HP ThinPro 5.0 - Administrator's Guide

Het platform van een clientprofiel selecteren
Gebruik de koppeling Platform in de Profile Editor voor toegang tot het venster van het Platform,
waarin de volgende instellingen kunnen worden geconfigureerd:
Clientsoftwareversies die compatibel zijn met uw hardware
Optionele clientsets met aanvullende registerinstellingen
Het platform voor het clientprofiel instellen:
1. Selecteer in het deelvenster Platform onder Smart Zero Client versions > OS Build ID (Smart
Zero Client-versies > Buildnr. OS) een buildnummer van het besturingssysteem.
TIP: Zorg ervoor dat u een ander profiel maakt voor elk type hardware.
OPMERKING: Als een clientset is geïnstalleerd, worden de aanvullende registerinstellingen
automatisch weergegeven in het clientset-vak en het deelvenster Registry (Register).
2. Stel de configuratie in op Standard (Standaard) (ThinPro) of Zero (Smart Zero).

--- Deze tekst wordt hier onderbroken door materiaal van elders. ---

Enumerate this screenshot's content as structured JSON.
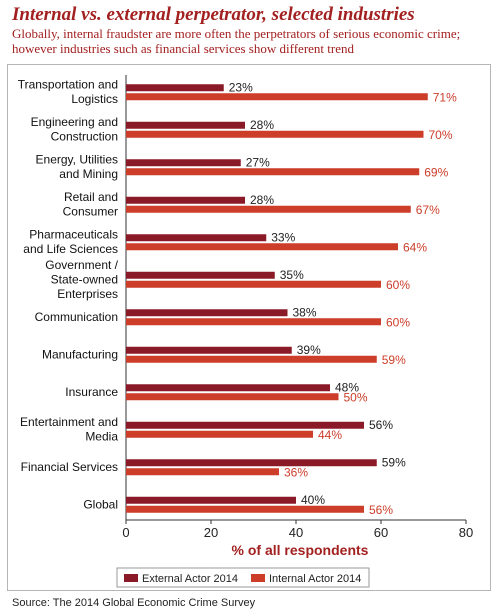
{
  "title": "Internal vs. external perpetrator, selected industries",
  "subtitle": "Globally, internal fraudster are more often the perpetrators of serious economic crime; however industries such as financial services show different trend",
  "source": "Source: The 2014 Global Economic Crime Survey",
  "colors": {
    "external": "#8b1a28",
    "internal": "#cc3d2a",
    "title": "#a32020",
    "axis": "#333333"
  },
  "chart_data": {
    "type": "bar",
    "orientation": "horizontal",
    "categories": [
      [
        "Transportation and",
        "Logistics"
      ],
      [
        "Engineering and",
        "Construction"
      ],
      [
        "Energy, Utilities",
        "and Mining"
      ],
      [
        "Retail and",
        "Consumer"
      ],
      [
        "Pharmaceuticals",
        "and Life Sciences"
      ],
      [
        "Government /",
        "State-owned",
        "Enterprises"
      ],
      [
        "Communication"
      ],
      [
        "Manufacturing"
      ],
      [
        "Insurance"
      ],
      [
        "Entertainment and",
        "Media"
      ],
      [
        "Financial Services"
      ],
      [
        "Global"
      ]
    ],
    "series": [
      {
        "name": "External Actor 2014",
        "values": [
          23,
          28,
          27,
          28,
          33,
          35,
          38,
          39,
          48,
          56,
          59,
          40
        ]
      },
      {
        "name": "Internal Actor 2014",
        "values": [
          71,
          70,
          69,
          67,
          64,
          60,
          60,
          59,
          50,
          44,
          36,
          56
        ]
      }
    ],
    "value_suffix": "%",
    "xlabel": "% of all respondents",
    "xlim": [
      0,
      80
    ],
    "xticks": [
      0,
      20,
      40,
      60,
      80
    ],
    "grid": false,
    "legend_position": "bottom"
  }
}
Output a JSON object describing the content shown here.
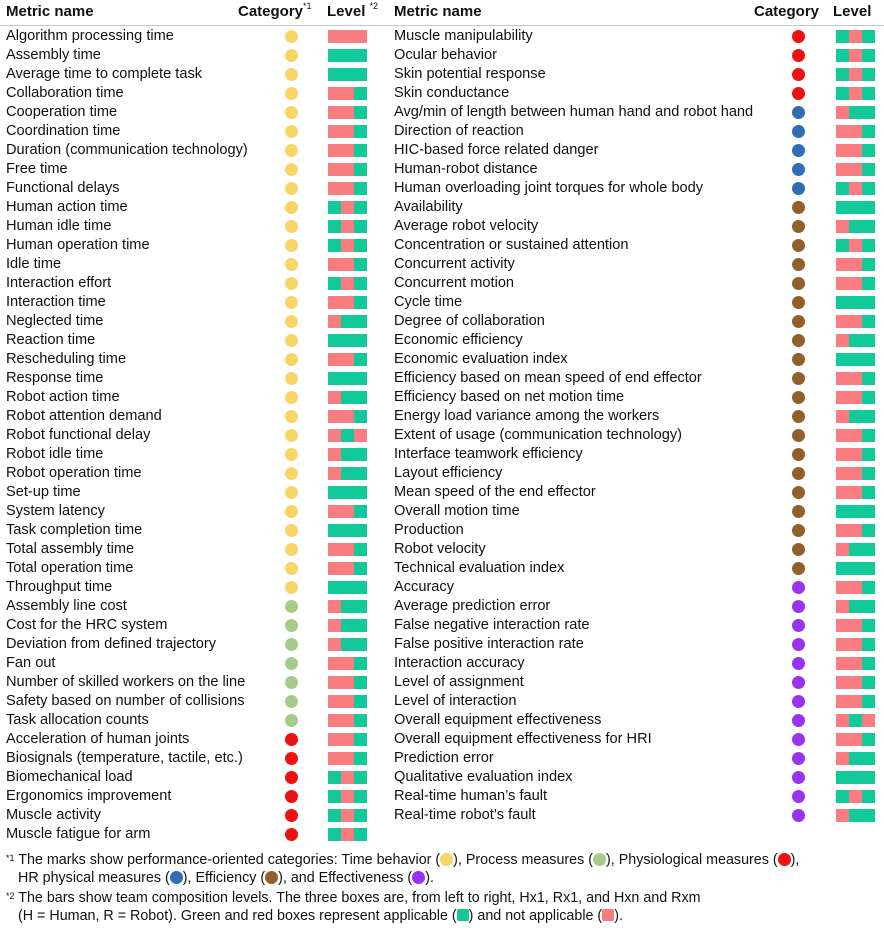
{
  "headers": {
    "metric": "Metric name",
    "category": "Category",
    "level": "Level",
    "fn1_mark": "*1",
    "fn2_mark": "*2"
  },
  "colors": {
    "time": "#f9d567",
    "process": "#a6cc8b",
    "physio": "#ee1111",
    "hr_physical": "#2f6db5",
    "efficiency": "#93602b",
    "effectiveness": "#9933ee",
    "applicable": "#12c99a",
    "not_applicable": "#f87c80"
  },
  "left_rows": [
    {
      "name": "Algorithm processing time",
      "cat": "time",
      "level": "nnn"
    },
    {
      "name": "Assembly time",
      "cat": "time",
      "level": "aaa"
    },
    {
      "name": "Average time to complete task",
      "cat": "time",
      "level": "aaa"
    },
    {
      "name": "Collaboration time",
      "cat": "time",
      "level": "nna"
    },
    {
      "name": "Cooperation time",
      "cat": "time",
      "level": "nna"
    },
    {
      "name": "Coordination time",
      "cat": "time",
      "level": "nna"
    },
    {
      "name": "Duration (communication technology)",
      "cat": "time",
      "level": "nna"
    },
    {
      "name": "Free time",
      "cat": "time",
      "level": "nna"
    },
    {
      "name": "Functional delays",
      "cat": "time",
      "level": "nna"
    },
    {
      "name": "Human action time",
      "cat": "time",
      "level": "ana"
    },
    {
      "name": "Human idle time",
      "cat": "time",
      "level": "ana"
    },
    {
      "name": "Human operation time",
      "cat": "time",
      "level": "ana"
    },
    {
      "name": "Idle time",
      "cat": "time",
      "level": "nna"
    },
    {
      "name": "Interaction effort",
      "cat": "time",
      "level": "ana"
    },
    {
      "name": "Interaction time",
      "cat": "time",
      "level": "nna"
    },
    {
      "name": "Neglected time",
      "cat": "time",
      "level": "naa"
    },
    {
      "name": "Reaction time",
      "cat": "time",
      "level": "aaa"
    },
    {
      "name": "Rescheduling time",
      "cat": "time",
      "level": "nna"
    },
    {
      "name": "Response time",
      "cat": "time",
      "level": "aaa"
    },
    {
      "name": "Robot action time",
      "cat": "time",
      "level": "naa"
    },
    {
      "name": "Robot attention demand",
      "cat": "time",
      "level": "nna"
    },
    {
      "name": "Robot functional delay",
      "cat": "time",
      "level": "nan"
    },
    {
      "name": "Robot idle time",
      "cat": "time",
      "level": "naa"
    },
    {
      "name": "Robot operation time",
      "cat": "time",
      "level": "naa"
    },
    {
      "name": "Set-up time",
      "cat": "time",
      "level": "aaa"
    },
    {
      "name": "System latency",
      "cat": "time",
      "level": "nna"
    },
    {
      "name": "Task completion time",
      "cat": "time",
      "level": "aaa"
    },
    {
      "name": "Total assembly time",
      "cat": "time",
      "level": "nna"
    },
    {
      "name": "Total operation time",
      "cat": "time",
      "level": "nna"
    },
    {
      "name": "Throughput time",
      "cat": "time",
      "level": "aaa"
    },
    {
      "name": "Assembly line cost",
      "cat": "process",
      "level": "naa"
    },
    {
      "name": "Cost for the HRC system",
      "cat": "process",
      "level": "naa"
    },
    {
      "name": "Deviation from defined trajectory",
      "cat": "process",
      "level": "naa"
    },
    {
      "name": "Fan out",
      "cat": "process",
      "level": "nna"
    },
    {
      "name": "Number of skilled workers on the line",
      "cat": "process",
      "level": "nna"
    },
    {
      "name": "Safety based on number of collisions",
      "cat": "process",
      "level": "nna"
    },
    {
      "name": "Task allocation counts",
      "cat": "process",
      "level": "nna"
    },
    {
      "name": "Acceleration of human joints",
      "cat": "physio",
      "level": "nna"
    },
    {
      "name": "Biosignals (temperature, tactile, etc.)",
      "cat": "physio",
      "level": "nna"
    },
    {
      "name": "Biomechanical load",
      "cat": "physio",
      "level": "ana"
    },
    {
      "name": "Ergonomics improvement",
      "cat": "physio",
      "level": "ana"
    },
    {
      "name": "Muscle activity",
      "cat": "physio",
      "level": "ana"
    },
    {
      "name": "Muscle fatigue for arm",
      "cat": "physio",
      "level": "ana"
    }
  ],
  "right_rows": [
    {
      "name": "Muscle manipulability",
      "cat": "physio",
      "level": "ana"
    },
    {
      "name": "Ocular behavior",
      "cat": "physio",
      "level": "ana"
    },
    {
      "name": "Skin potential response",
      "cat": "physio",
      "level": "ana"
    },
    {
      "name": "Skin conductance",
      "cat": "physio",
      "level": "ana"
    },
    {
      "name": "Avg/min of length between human hand and robot hand",
      "cat": "hr_physical",
      "level": "naa"
    },
    {
      "name": "Direction of reaction",
      "cat": "hr_physical",
      "level": "nna"
    },
    {
      "name": "HIC-based force related danger",
      "cat": "hr_physical",
      "level": "nna"
    },
    {
      "name": "Human-robot distance",
      "cat": "hr_physical",
      "level": "nna"
    },
    {
      "name": "Human overloading joint torques for whole body",
      "cat": "hr_physical",
      "level": "ana"
    },
    {
      "name": "Availability",
      "cat": "efficiency",
      "level": "aaa"
    },
    {
      "name": "Average robot velocity",
      "cat": "efficiency",
      "level": "naa"
    },
    {
      "name": "Concentration or sustained attention",
      "cat": "efficiency",
      "level": "ana"
    },
    {
      "name": "Concurrent activity",
      "cat": "efficiency",
      "level": "nna"
    },
    {
      "name": "Concurrent motion",
      "cat": "efficiency",
      "level": "nna"
    },
    {
      "name": "Cycle time",
      "cat": "efficiency",
      "level": "aaa"
    },
    {
      "name": "Degree of collaboration",
      "cat": "efficiency",
      "level": "nna"
    },
    {
      "name": "Economic efficiency",
      "cat": "efficiency",
      "level": "naa"
    },
    {
      "name": "Economic evaluation index",
      "cat": "efficiency",
      "level": "aaa"
    },
    {
      "name": "Efficiency based on mean speed of end effector",
      "cat": "efficiency",
      "level": "nna"
    },
    {
      "name": "Efficiency based on net motion time",
      "cat": "efficiency",
      "level": "nna"
    },
    {
      "name": "Energy load variance among the workers",
      "cat": "efficiency",
      "level": "naa"
    },
    {
      "name": "Extent of usage (communication technology)",
      "cat": "efficiency",
      "level": "nna"
    },
    {
      "name": "Interface teamwork efficiency",
      "cat": "efficiency",
      "level": "nna"
    },
    {
      "name": "Layout efficiency",
      "cat": "efficiency",
      "level": "nna"
    },
    {
      "name": "Mean speed of the end effector",
      "cat": "efficiency",
      "level": "nna"
    },
    {
      "name": "Overall motion time",
      "cat": "efficiency",
      "level": "aaa"
    },
    {
      "name": "Production",
      "cat": "efficiency",
      "level": "nna"
    },
    {
      "name": "Robot velocity",
      "cat": "efficiency",
      "level": "naa"
    },
    {
      "name": "Technical evaluation index",
      "cat": "efficiency",
      "level": "aaa"
    },
    {
      "name": "Accuracy",
      "cat": "effectiveness",
      "level": "nna"
    },
    {
      "name": "Average prediction error",
      "cat": "effectiveness",
      "level": "naa"
    },
    {
      "name": "False negative interaction rate",
      "cat": "effectiveness",
      "level": "nna"
    },
    {
      "name": "False positive interaction rate",
      "cat": "effectiveness",
      "level": "nna"
    },
    {
      "name": "Interaction accuracy",
      "cat": "effectiveness",
      "level": "nna"
    },
    {
      "name": "Level of assignment",
      "cat": "effectiveness",
      "level": "nna"
    },
    {
      "name": "Level of interaction",
      "cat": "effectiveness",
      "level": "nna"
    },
    {
      "name": "Overall equipment effectiveness",
      "cat": "effectiveness",
      "level": "nan"
    },
    {
      "name": "Overall equipment effectiveness for HRI",
      "cat": "effectiveness",
      "level": "nna"
    },
    {
      "name": "Prediction error",
      "cat": "effectiveness",
      "level": "naa"
    },
    {
      "name": "Qualitative evaluation index",
      "cat": "effectiveness",
      "level": "aaa"
    },
    {
      "name": "Real-time human’s fault",
      "cat": "effectiveness",
      "level": "ana"
    },
    {
      "name": "Real-time robot’s fault",
      "cat": "effectiveness",
      "level": "naa"
    }
  ],
  "footnote1": {
    "mark": "*1",
    "text_a": " The marks show performance-oriented categories: Time behavior (",
    "text_b": "), Process measures (",
    "text_c": "), Physiological measures (",
    "text_d": "),",
    "text_e": "HR physical measures (",
    "text_f": "), Efficiency (",
    "text_g": "), and Effectiveness (",
    "text_h": ")."
  },
  "footnote2": {
    "mark": "*2",
    "text_a": " The bars show team composition levels. The three boxes are, from left to right, Hx1, Rx1, and Hxn and Rxm",
    "text_b": "(H = Human, R = Robot). Green and red boxes represent applicable (",
    "text_c": ") and not applicable (",
    "text_d": ")."
  }
}
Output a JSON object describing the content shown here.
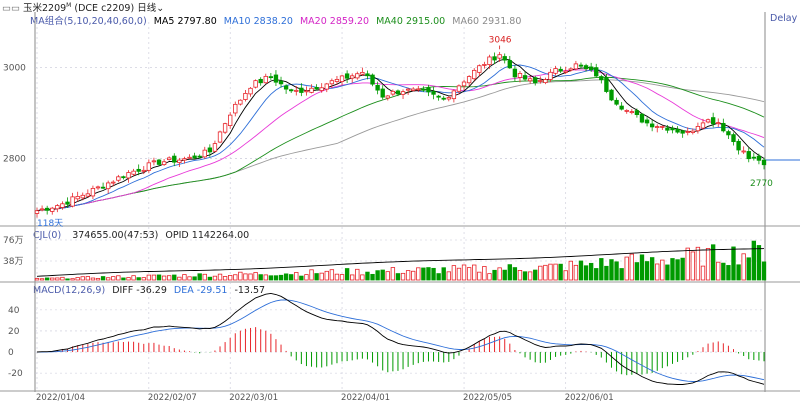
{
  "window": {
    "symbol_label": "玉米2209",
    "symbol_sup": "M",
    "symbol_code": "(DCE c2209)",
    "period_label": "日线",
    "delay_label": "Delay"
  },
  "colors": {
    "up": "#e8242a",
    "down": "#009a00",
    "ma5": "#000000",
    "ma10": "#2e6fd8",
    "ma20": "#e83ad8",
    "ma40": "#1d8f1d",
    "ma60": "#9a9a9a",
    "diff": "#000000",
    "dea": "#2e6fd8",
    "oi": "#000000",
    "grid": "#c8c8d8",
    "axis_text": "#555555"
  },
  "ma_header": {
    "title": "MA组合(5,10,20,40,60,0)",
    "items": [
      {
        "label": "MA5",
        "value": "2797.80"
      },
      {
        "label": "MA10",
        "value": "2838.20"
      },
      {
        "label": "MA20",
        "value": "2859.20"
      },
      {
        "label": "MA40",
        "value": "2915.00"
      },
      {
        "label": "MA60",
        "value": "2931.80"
      }
    ]
  },
  "vol_header": {
    "title": "CJL(0)",
    "volume": "374655.00(47:53)",
    "opid_label": "OPID",
    "opid_value": "1142264.00"
  },
  "macd_header": {
    "title": "MACD(12,26,9)",
    "diff_label": "DIFF",
    "diff_value": "-36.29",
    "dea_label": "DEA",
    "dea_value": "-29.51",
    "macd_value": "-13.57"
  },
  "annotations": {
    "high_label": "3046",
    "low_label": "2770",
    "left_label": "118天"
  },
  "chart_data": [
    {
      "type": "candlestick",
      "title": "",
      "y_ticks": [
        "3000",
        "2800"
      ],
      "ylim": [
        2660,
        3100
      ],
      "x_ticks": [
        "2022/01/04",
        "2022/02/07",
        "2022/03/01",
        "2022/04/01",
        "2022/05/05",
        "2022/06/01"
      ],
      "anchors": [
        {
          "i": 0,
          "p": 2685
        },
        {
          "i": 5,
          "p": 2700
        },
        {
          "i": 12,
          "p": 2735
        },
        {
          "i": 18,
          "p": 2768
        },
        {
          "i": 24,
          "p": 2792
        },
        {
          "i": 30,
          "p": 2800
        },
        {
          "i": 34,
          "p": 2815
        },
        {
          "i": 38,
          "p": 2900
        },
        {
          "i": 42,
          "p": 2960
        },
        {
          "i": 46,
          "p": 2980
        },
        {
          "i": 50,
          "p": 2945
        },
        {
          "i": 54,
          "p": 2955
        },
        {
          "i": 60,
          "p": 2975
        },
        {
          "i": 64,
          "p": 2990
        },
        {
          "i": 68,
          "p": 2938
        },
        {
          "i": 72,
          "p": 2950
        },
        {
          "i": 76,
          "p": 2945
        },
        {
          "i": 80,
          "p": 2930
        },
        {
          "i": 84,
          "p": 2972
        },
        {
          "i": 88,
          "p": 3010
        },
        {
          "i": 91,
          "p": 3030
        },
        {
          "i": 94,
          "p": 2985
        },
        {
          "i": 98,
          "p": 2965
        },
        {
          "i": 102,
          "p": 2992
        },
        {
          "i": 106,
          "p": 3005
        },
        {
          "i": 110,
          "p": 2985
        },
        {
          "i": 113,
          "p": 2935
        },
        {
          "i": 116,
          "p": 2905
        },
        {
          "i": 120,
          "p": 2878
        },
        {
          "i": 124,
          "p": 2868
        },
        {
          "i": 128,
          "p": 2855
        },
        {
          "i": 131,
          "p": 2885
        },
        {
          "i": 134,
          "p": 2880
        },
        {
          "i": 137,
          "p": 2838
        },
        {
          "i": 140,
          "p": 2800
        },
        {
          "i": 142,
          "p": 2798
        },
        {
          "i": 143,
          "p": 2780
        }
      ],
      "bar_count": 144,
      "series": [
        {
          "name": "MA5"
        },
        {
          "name": "MA10"
        },
        {
          "name": "MA20"
        },
        {
          "name": "MA40"
        },
        {
          "name": "MA60"
        }
      ]
    },
    {
      "type": "bar",
      "title": "",
      "y_ticks": [
        "76万",
        "38万"
      ],
      "ylim": [
        0,
        760000
      ],
      "series": [
        {
          "name": "CJL"
        },
        {
          "name": "OPID",
          "values_note": ""
        }
      ]
    },
    {
      "type": "bar",
      "title": "",
      "y_ticks": [
        "40",
        "20",
        "0",
        "-20"
      ],
      "ylim": [
        -36,
        56
      ],
      "series": [
        {
          "name": "DIFF"
        },
        {
          "name": "DEA"
        },
        {
          "name": "MACD"
        }
      ]
    }
  ]
}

OPMERKING: Bij oudere versies van images is deze instelling niet actief en wordt automatisch
ingesteld op Zero.
3. Klik vervolgens op Next (Volgende).
Het verbindingstype van een clientprofiel selecteren
Gebruik de koppeling Connection (Verbinding) in de Profile Editor voor toegang tot het venster van de
Remote Connection Server (Externe verbindingsserver), waarin u met de volgende procedure een
verbindingstype kunt instellen voor het clientprofiel:
1. Selecteer in het venster Remote Connection Server (Externe verbindingsserver) onder Type, het
gewenste Connection Type (Type verbinding).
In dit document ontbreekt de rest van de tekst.